Definition: $A \subseteq X$ for a metric space $X$ has the Baire Property if for any sequence of sets {$V_{n}$} for $n \geq 1$ that are dense and open in $A$, $$cl(\cap V_{n}) \cap A = A $$ for all $n \geq 1$. That is, $\cap V_{n}$ is dense in $A$.
Question: Now suppose $G_{1}$ and $G_{2}$ are two open, dense sets of metric space $X$. Prove that $ G_{1} \cap G_{2}$ has the Baire property.
To prove this, I need to show that for any sequence, say {$V_{n}$} s.t. each $V_{n}$ is open and dense in $ G_{1} \cap G_{2}$,
$cl(\cap V_{n}) \cap (G_{1} \cap G_{2}) = (G_{1} \cap G_{2}) $
Attempt $V_{n}$ dense in $G_{1} \cap G_{2}$. So $cl(V_{n})\cap (G_{1} \cap G_{2}) = (G_{1} \cap G_{2}) $. Which means $(G_{1} \cap G_{2}) \subseteq cl(V_{n}) $. Thus, $cl(G_{1} \cap G_{2}) \subseteq cl(cl(V_{n})) = cl(V_{n})$.

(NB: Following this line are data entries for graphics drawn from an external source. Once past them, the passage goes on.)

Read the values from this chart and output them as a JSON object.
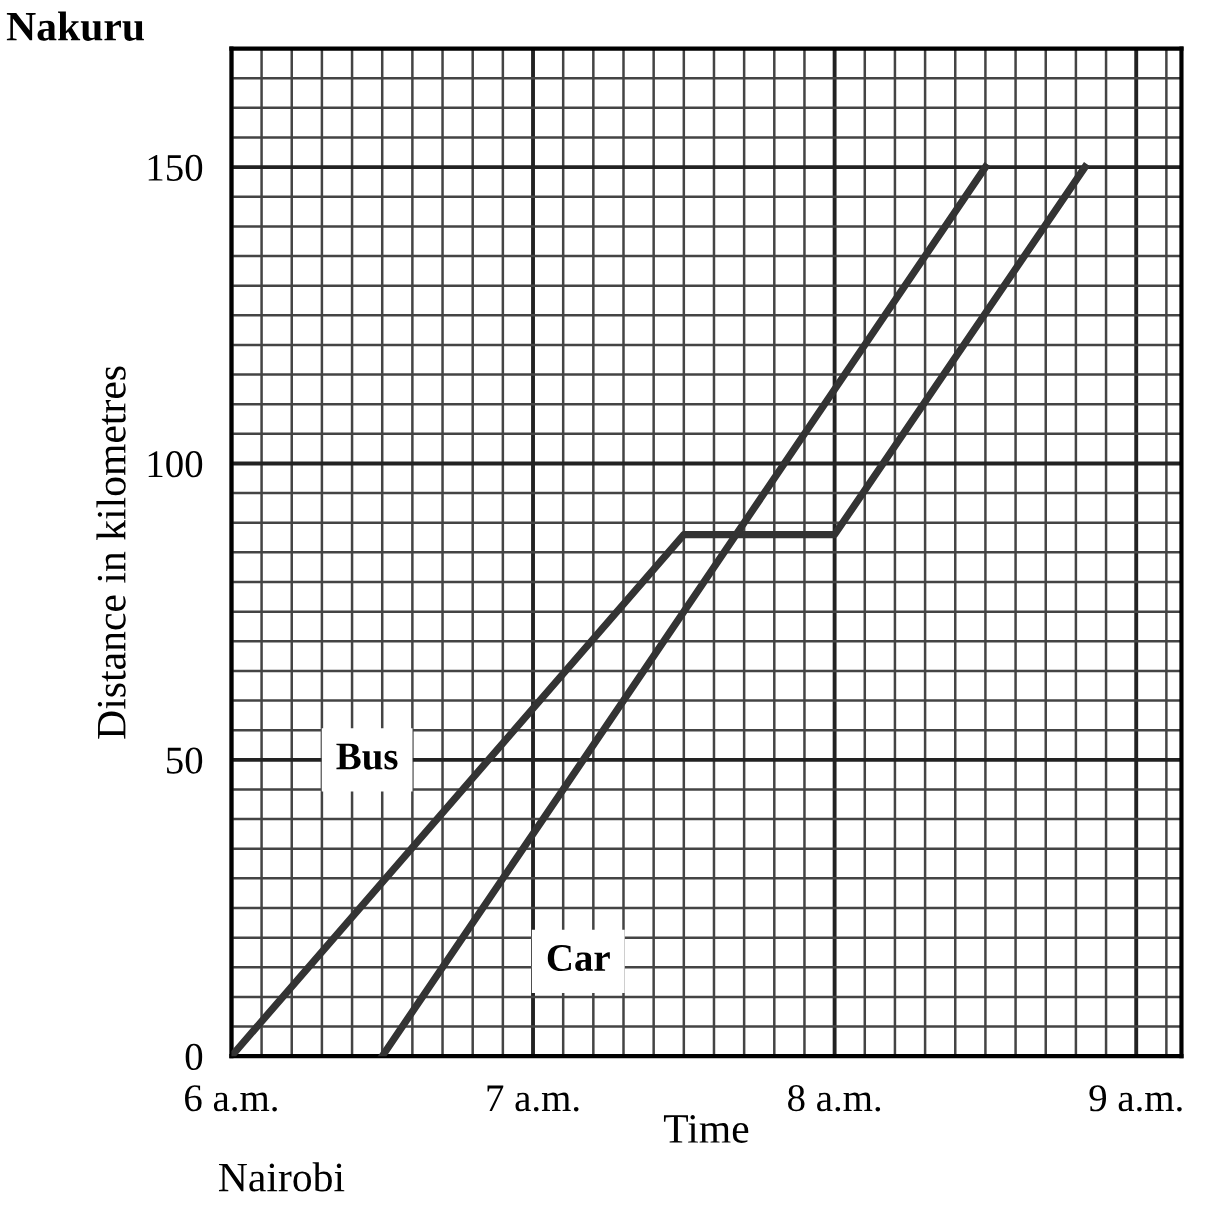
{
  "chart_data": {
    "type": "line",
    "xlabel": "Time",
    "ylabel": "Distance in kilometres",
    "series": [
      {
        "name": "Bus",
        "color": "#333333",
        "x": [
          6,
          7.5,
          8,
          8.83
        ],
        "values": [
          0,
          88,
          88,
          150
        ]
      },
      {
        "name": "Car",
        "color": "#333333",
        "x": [
          6.5,
          8.5
        ],
        "values": [
          0,
          150
        ]
      }
    ],
    "xlim": [
      6,
      9.15
    ],
    "ylim": [
      0,
      170
    ],
    "xticks": [
      {
        "value": 6,
        "label": "6 a.m."
      },
      {
        "value": 7,
        "label": "7 a.m."
      },
      {
        "value": 8,
        "label": "8 a.m."
      },
      {
        "value": 9,
        "label": "9 a.m."
      }
    ],
    "yticks": [
      0,
      50,
      100,
      150
    ],
    "annotations": [
      "Nakuru",
      "Nairobi"
    ],
    "grid": true,
    "marker": "none",
    "line_style": "solid"
  }
}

And since $(G_{1} \cap G_{2}) \subseteq cl(G_{1} \cap G_{2})$, we have $(G_{1} \cap G_{2}) \subseteq cl(V_{n})$.
How do I proceed from here?
You just need to show that if $X$ is Baire, so is any open dense subspace $O$ of $X$. This is straightforward from the definition.
Then note that a finite intersection of dense open sets is still dense and open.
Note that in your statement $X$ needs to be Baire itself, or we could trivially take $X= G_1 = G_2 = \mathbb{Q}$ in the usual topology and have a counterexample.